La jungla

Autor:

Julio Martínez Molina

No, no voy a hablar aquí de La Jungla, la obra de Wifredo Lam, sino de otra, la de asfalto en variante de tránsito.

Permitan los lectores personalizar el inicio de la historia. Recién pasé las de Caín para hacerme de la licencia de conducción, la segunda, la de motor grande (en jerga técnica ni sé cuál es, lo juro) y no la de paseo que poseía hace diez años.

Como las mujeres de Almodóvar, estuve al borde de un ataque de nervios al desaprobar los dos primeros exámenes prácticos. Hasta que al fin…

Confieso que aunque, entonces, entendía el rigor de quienes examinan, no aquilataba su dimensión con la totalidad de miras que ellos lo hacen.

No se llega aquí al extremo de cierto país en el cual, de acuerdo a una información publicada en la sección Hilo Directo de Granma, una frágil viejecita debió pasar la prueba cerca de 800 veces, pero se trabaja con celo, diligencia y responsabilidad.

Mas el problema no está ahí. La cosa empieza luego en la calle, cuando se olvidan reglas, son pasadas por alto las normas e impera la ley del más fuerte. Esto es la rastra que se atraviesa, el camión parado en la esquina que hace imposible la visibilidad del conductor de la transversal, el ladrón de vía, el ebrio al timón…

El comodín del indisciplinado vial es «a mí no me va a pasar». Pero el accidente llega, tarde o temprano. Y lo más penoso es que no solo lo implica a él, sino al inocente que queda lastimado, dañado física, material y emocionalmente, o incluso muerto a causa de un simple apuro, una «travesura» o una mera demostración de fuerza tan vista en tanto estúpido «vehiculizado».

Nunca he abogado por los extremismos, en nada. Y en Cuba están bien delimitadas las medidas de los agentes de tráfico contra los infractores.
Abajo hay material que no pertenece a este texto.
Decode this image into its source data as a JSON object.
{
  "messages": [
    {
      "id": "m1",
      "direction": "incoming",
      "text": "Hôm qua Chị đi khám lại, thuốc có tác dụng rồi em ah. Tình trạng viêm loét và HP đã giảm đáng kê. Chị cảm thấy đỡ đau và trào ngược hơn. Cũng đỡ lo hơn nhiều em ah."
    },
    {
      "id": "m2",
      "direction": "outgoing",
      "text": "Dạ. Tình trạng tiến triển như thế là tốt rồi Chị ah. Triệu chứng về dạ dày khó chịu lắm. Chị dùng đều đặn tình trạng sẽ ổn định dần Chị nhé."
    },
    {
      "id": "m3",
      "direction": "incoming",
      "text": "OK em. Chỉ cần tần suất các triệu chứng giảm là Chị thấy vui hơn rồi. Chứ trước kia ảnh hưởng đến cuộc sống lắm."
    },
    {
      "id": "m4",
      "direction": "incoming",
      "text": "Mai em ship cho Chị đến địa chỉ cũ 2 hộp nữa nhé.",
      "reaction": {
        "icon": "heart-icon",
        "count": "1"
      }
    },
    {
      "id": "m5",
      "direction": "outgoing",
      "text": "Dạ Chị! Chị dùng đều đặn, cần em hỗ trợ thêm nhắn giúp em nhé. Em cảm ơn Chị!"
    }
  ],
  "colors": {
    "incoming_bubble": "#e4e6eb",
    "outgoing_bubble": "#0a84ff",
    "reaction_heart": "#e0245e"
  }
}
Pero al parecer se hace necesaria mayor energía en su aplicación, porque si tuviéramos la intención de publicar aquí la lista de irresponsabilidades que han derivado en pérdidas económicas y de vida a través de los años, no habría periódicos para hacerlo, de tan comunes y reiteradas.

Mayor acción restrictiva contra ese negligente que se coge in fraganti: eso siempre es al menos tan importante a nivel social como revisar la licencia u otros procederes de rutina.
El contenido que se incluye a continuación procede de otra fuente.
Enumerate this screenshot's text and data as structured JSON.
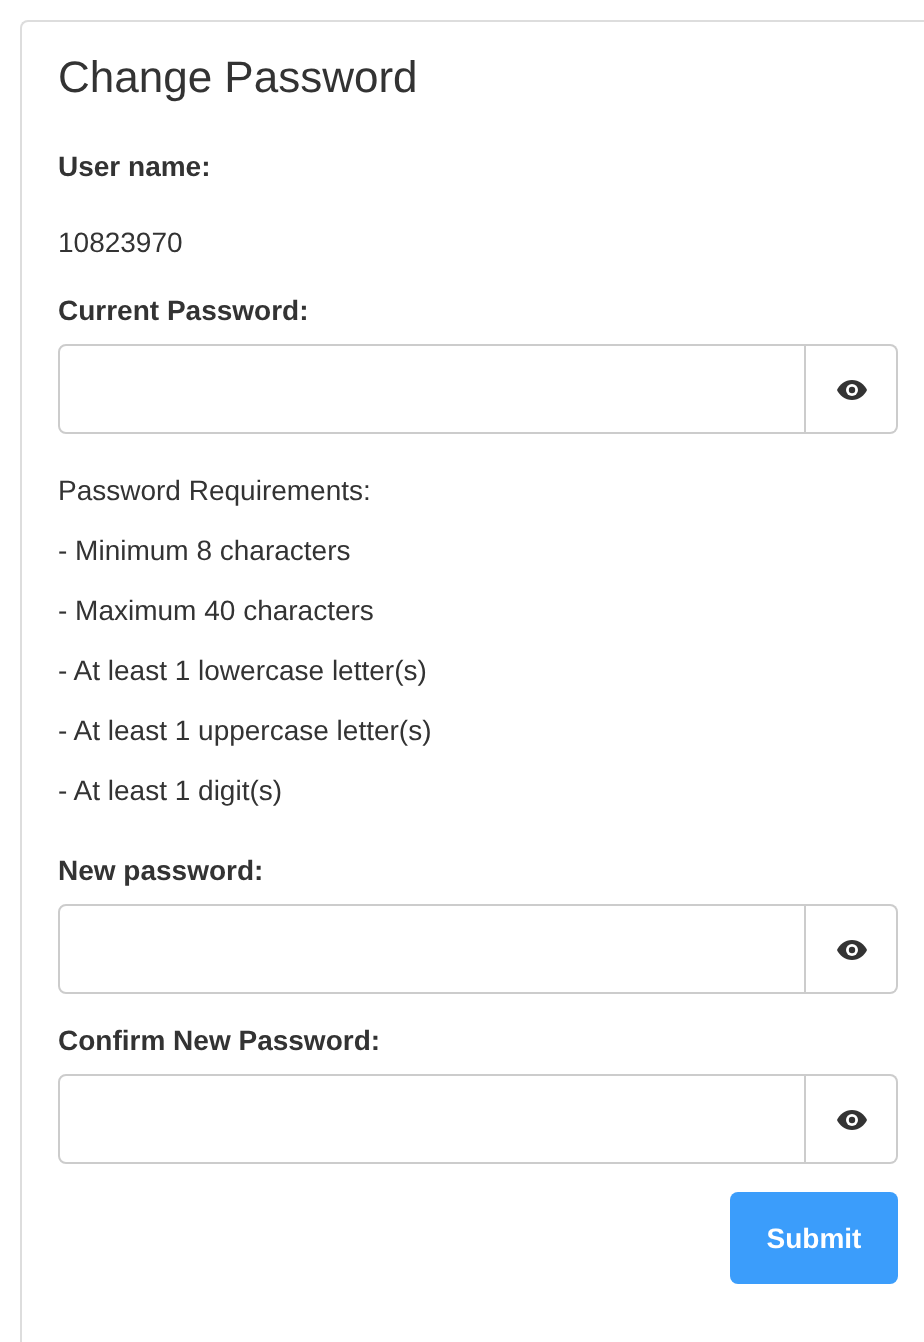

Si a las malas mañas de los depredadores del asfalto, sumamos la ligereza de ciertos conductores de coches o bicicletas, los baches y la insuficiente señalización, los cuatro jinetes del Apocalipsis para quien conduzca un volante en Cuba —para no hablar de las calles canibaleadas entre agujeros y zanjas cavadas al arbitrio privado, los desniveles de las carreteras, centenares de perros sueltos, la hez equina derramada, el aceite vertido por equipos sin las condiciones para transitar—, llegamos a una conclusión que no por colegida se hace menos dura de digerir: manejar supone difícil carrera con obstáculos.

Todo por su nombre. La misma ignorancia o mala leche apreciada en muchas personas en diferentes expresiones de la vida cotidiana es traspolada al hecho asfáltico.

Hay quienes proyectan los vacíos de su existencia mediante el enojo al timón; otros, por el contrario, sus triunfos económicos —ahí entra el nuevo rico con sus equipos adquiridos a miles y miles— mediante una alegría desbordante a ritmo de «Soy un animal» en la reproductora.

Viene luego lo de todos sabido. Pero ni cinco ni cien años de cárcel pagan ninguna vida inocente.